In reality, just about everything I come across in any given day is something I could use to make art. There are some items that I’m always on the look-out for. Fibers and fabrics, newsprint, product packaging, plastics, corrugated cardboard, carton board, wrapping, containers from food and other purchased items (for storage and for usage in art making) plastic bottles and liquid containers.

Really, anything that I would have included in my “crap bags” I had as an art teacher. I kept glue stick and marker caps, because it was useful to have an extra one on hand in case one was lost or misplaced during an art lesson. Sometimes, the contents of a crap bag were just interesting bits and bobs. Paper scraps, wire, beads, caps from different art supplies (paint, glue, etc.) Again, it was always handy to have them around.

Then what?

These crap bags were just extra-large resealable, clear plastic bags. Every time I came across something interesting, or a stray cap from a glue stick or pen, it went right into the bag. When they were filled. I sealed them and put them into a larger cardboard box. Most of the time, I would go through the bags myself. Sorting the contents into categories. Then re-bagging them and placing them in the correct art supply category.
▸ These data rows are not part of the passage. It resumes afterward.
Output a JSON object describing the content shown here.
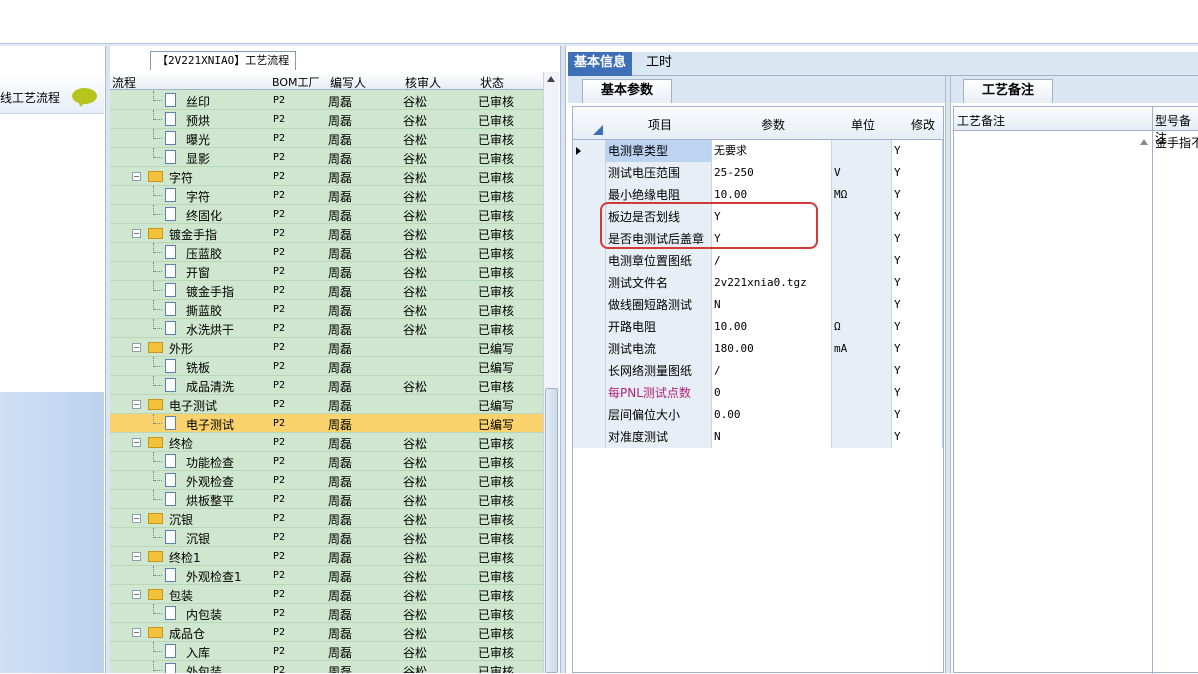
{
  "left_panel": {
    "title": "线工艺流程",
    "chat_icon": "speech-bubble-icon"
  },
  "tree": {
    "title": "【2V221XNIAO】工艺流程",
    "columns": [
      "流程",
      "BOM工厂",
      "编写人",
      "核审人",
      "状态"
    ],
    "rows": [
      {
        "name": "丝印",
        "level": 2,
        "type": "file",
        "bom": "P2",
        "writer": "周磊",
        "reviewer": "谷松",
        "status": "已审核"
      },
      {
        "name": "预烘",
        "level": 2,
        "type": "file",
        "bom": "P2",
        "writer": "周磊",
        "reviewer": "谷松",
        "status": "已审核"
      },
      {
        "name": "曝光",
        "level": 2,
        "type": "file",
        "bom": "P2",
        "writer": "周磊",
        "reviewer": "谷松",
        "status": "已审核"
      },
      {
        "name": "显影",
        "level": 2,
        "type": "file",
        "bom": "P2",
        "writer": "周磊",
        "reviewer": "谷松",
        "status": "已审核"
      },
      {
        "name": "字符",
        "level": 1,
        "type": "folder",
        "bom": "P2",
        "writer": "周磊",
        "reviewer": "谷松",
        "status": "已审核"
      },
      {
        "name": "字符",
        "level": 2,
        "type": "file",
        "bom": "P2",
        "writer": "周磊",
        "reviewer": "谷松",
        "status": "已审核"
      },
      {
        "name": "终固化",
        "level": 2,
        "type": "file",
        "bom": "P2",
        "writer": "周磊",
        "reviewer": "谷松",
        "status": "已审核"
      },
      {
        "name": "镀金手指",
        "level": 1,
        "type": "folder",
        "bom": "P2",
        "writer": "周磊",
        "reviewer": "谷松",
        "status": "已审核"
      },
      {
        "name": "压蓝胶",
        "level": 2,
        "type": "file",
        "bom": "P2",
        "writer": "周磊",
        "reviewer": "谷松",
        "status": "已审核"
      },
      {
        "name": "开窗",
        "level": 2,
        "type": "file",
        "bom": "P2",
        "writer": "周磊",
        "reviewer": "谷松",
        "status": "已审核"
      },
      {
        "name": "镀金手指",
        "level": 2,
        "type": "file",
        "bom": "P2",
        "writer": "周磊",
        "reviewer": "谷松",
        "status": "已审核"
      },
      {
        "name": "撕蓝胶",
        "level": 2,
        "type": "file",
        "bom": "P2",
        "writer": "周磊",
        "reviewer": "谷松",
        "status": "已审核"
      },
      {
        "name": "水洗烘干",
        "level": 2,
        "type": "file",
        "bom": "P2",
        "writer": "周磊",
        "reviewer": "谷松",
        "status": "已审核"
      },
      {
        "name": "外形",
        "level": 1,
        "type": "folder",
        "bom": "P2",
        "writer": "周磊",
        "reviewer": "",
        "status": "已编写"
      },
      {
        "name": "铣板",
        "level": 2,
        "type": "file",
        "bom": "P2",
        "writer": "周磊",
        "reviewer": "",
        "status": "已编写"
      },
      {
        "name": "成品清洗",
        "level": 2,
        "type": "file",
        "bom": "P2",
        "writer": "周磊",
        "reviewer": "谷松",
        "status": "已审核"
      },
      {
        "name": "电子测试",
        "level": 1,
        "type": "folder",
        "bom": "P2",
        "writer": "周磊",
        "reviewer": "",
        "status": "已编写"
      },
      {
        "name": "电子测试",
        "level": 2,
        "type": "file",
        "bom": "P2",
        "writer": "周磊",
        "reviewer": "",
        "status": "已编写",
        "selected": true
      },
      {
        "name": "终检",
        "level": 1,
        "type": "folder",
        "bom": "P2",
        "writer": "周磊",
        "reviewer": "谷松",
        "status": "已审核"
      },
      {
        "name": "功能检查",
        "level": 2,
        "type": "file",
        "bom": "P2",
        "writer": "周磊",
        "reviewer": "谷松",
        "status": "已审核"
      },
      {
        "name": "外观检查",
        "level": 2,
        "type": "file",
        "bom": "P2",
        "writer": "周磊",
        "reviewer": "谷松",
        "status": "已审核"
      },
      {
        "name": "烘板整平",
        "level": 2,
        "type": "file",
        "bom": "P2",
        "writer": "周磊",
        "reviewer": "谷松",
        "status": "已审核"
      },
      {
        "name": "沉银",
        "level": 1,
        "type": "folder",
        "bom": "P2",
        "writer": "周磊",
        "reviewer": "谷松",
        "status": "已审核"
      },
      {
        "name": "沉银",
        "level": 2,
        "type": "file",
        "bom": "P2",
        "writer": "周磊",
        "reviewer": "谷松",
        "status": "已审核"
      },
      {
        "name": "终检1",
        "level": 1,
        "type": "folder",
        "bom": "P2",
        "writer": "周磊",
        "reviewer": "谷松",
        "status": "已审核"
      },
      {
        "name": "外观检查1",
        "level": 2,
        "type": "file",
        "bom": "P2",
        "writer": "周磊",
        "reviewer": "谷松",
        "status": "已审核"
      },
      {
        "name": "包装",
        "level": 1,
        "type": "folder",
        "bom": "P2",
        "writer": "周磊",
        "reviewer": "谷松",
        "status": "已审核"
      },
      {
        "name": "内包装",
        "level": 2,
        "type": "file",
        "bom": "P2",
        "writer": "周磊",
        "reviewer": "谷松",
        "status": "已审核"
      },
      {
        "name": "成品仓",
        "level": 1,
        "type": "folder",
        "bom": "P2",
        "writer": "周磊",
        "reviewer": "谷松",
        "status": "已审核"
      },
      {
        "name": "入库",
        "level": 2,
        "type": "file",
        "bom": "P2",
        "writer": "周磊",
        "reviewer": "谷松",
        "status": "已审核"
      },
      {
        "name": "外包装",
        "level": 2,
        "type": "file",
        "bom": "P2",
        "writer": "周磊",
        "reviewer": "谷松",
        "status": "已审核"
      }
    ]
  },
  "tabs": [
    "基本信息",
    "工时"
  ],
  "params": {
    "tab_label": "基本参数",
    "columns": [
      "项目",
      "参数",
      "单位",
      "修改"
    ],
    "rows": [
      {
        "item": "电测章类型",
        "value": "无要求",
        "unit": "",
        "modify": "Y",
        "current": true
      },
      {
        "item": "测试电压范围",
        "value": "25-250",
        "unit": "V",
        "modify": "Y"
      },
      {
        "item": "最小绝缘电阻",
        "value": "10.00",
        "unit": "MΩ",
        "modify": "Y"
      },
      {
        "item": "板边是否划线",
        "value": "Y",
        "unit": "",
        "modify": "Y"
      },
      {
        "item": "是否电测试后盖章",
        "value": "Y",
        "unit": "",
        "modify": "Y"
      },
      {
        "item": "电测章位置图纸",
        "value": "/",
        "unit": "",
        "modify": "Y"
      },
      {
        "item": "测试文件名",
        "value": "2v221xnia0.tgz",
        "unit": "",
        "modify": "Y"
      },
      {
        "item": "做线圈短路测试",
        "value": "N",
        "unit": "",
        "modify": "Y"
      },
      {
        "item": "开路电阻",
        "value": "10.00",
        "unit": "Ω",
        "modify": "Y"
      },
      {
        "item": "测试电流",
        "value": "180.00",
        "unit": "mA",
        "modify": "Y"
      },
      {
        "item": "长网络测量图纸",
        "value": "/",
        "unit": "",
        "modify": "Y"
      },
      {
        "item": "每PNL测试点数",
        "value": "0",
        "unit": "",
        "modify": "Y",
        "highlight_color": "#b0237a"
      },
      {
        "item": "层间偏位大小",
        "value": "0.00",
        "unit": "",
        "modify": "Y"
      },
      {
        "item": "对准度测试",
        "value": "N",
        "unit": "",
        "modify": "Y"
      }
    ]
  },
  "notes": {
    "tab_label": "工艺备注",
    "columns": [
      "工艺备注",
      "型号备注"
    ],
    "model_note_value": "金手指不"
  }
}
I had art lessons in which many of these found crap-bag objects would be used. Most of them were collage and sculptural lessons. As a working artist now, I employ this same technique for choosing, sorting, storing and using of the objects I collect. Instead of going into cardboard boxes, the sorted, clear, plastic bags go into a large reusable grocery bags.

How about larger things?

To keep my corrugated cardboard and carton board stored in a fairly organized manner, I also use large reusable grocery bags. Using these bags keeps me from having stacks of cardboards sliding all over the place. And it keeps me from collecting too much cardboard.

In fact, I really need to go through both of my bags of cardboard soon. They’re both a bit clutter with scraps I cannot use. And which take-up too much valuable storage space. The storage space of which I speak is directly underneath and to the back of my desk area. Right next to my feet.

Other larger objects that I’ve decided to keep and use in the creation of my art are stowed and stashed where-ever I have space left. To be honest, most of my personal closet space in the bedroom is devoted to materials and finished artwork storage.

Deck chairs on the Titanic:

Never do I feel as though I’ve gotten myself as organized as I would like to be regarding my materials and supplies. The problem being that I am always getting in and out of the supplies while at the same time working on a piece of artwork. Some tools, supplies or materials have to be out an on my desk to use. This all results in a lot of clutter.

Presently, I’m working on finishing up the gesso on several small pieces, and adding the base paint coats to several others. Because of this, my desk area is a total mess. When I’m painting or working with anything wet, I do not do any sewing. Because I don’t want to ruin a cloth project.

This is all part of creating artwork in a very confined amount of space. In the home studio I had prior to moving to Finland, I had multiple work areas set up. Paints or clay could be left out in one work area, while I sewed or embroidered in another. Someday I would like to have something similar to that again. But for now, I work with what I have and am thankful for it!

So…now what?

The methods I use to store tools, materials and supplies for my art-making isn’t perfect. It’s just the way that I do things. Hopefully there is something here or there that I talked about that you can use for yourself. Or perhaps something that I mentioned that gave you your own good idea!

I had hoped to have done some spring cleaning and organizing by the time of this blog post. But I didn’t quite get there. The Midden has begun to grow more around my desk and work area again. To the point where it’s beginning to bug me. Which means that it must be really bugging the crud out of my husband!

Thank you for reading, and I will see you again next Tuesday.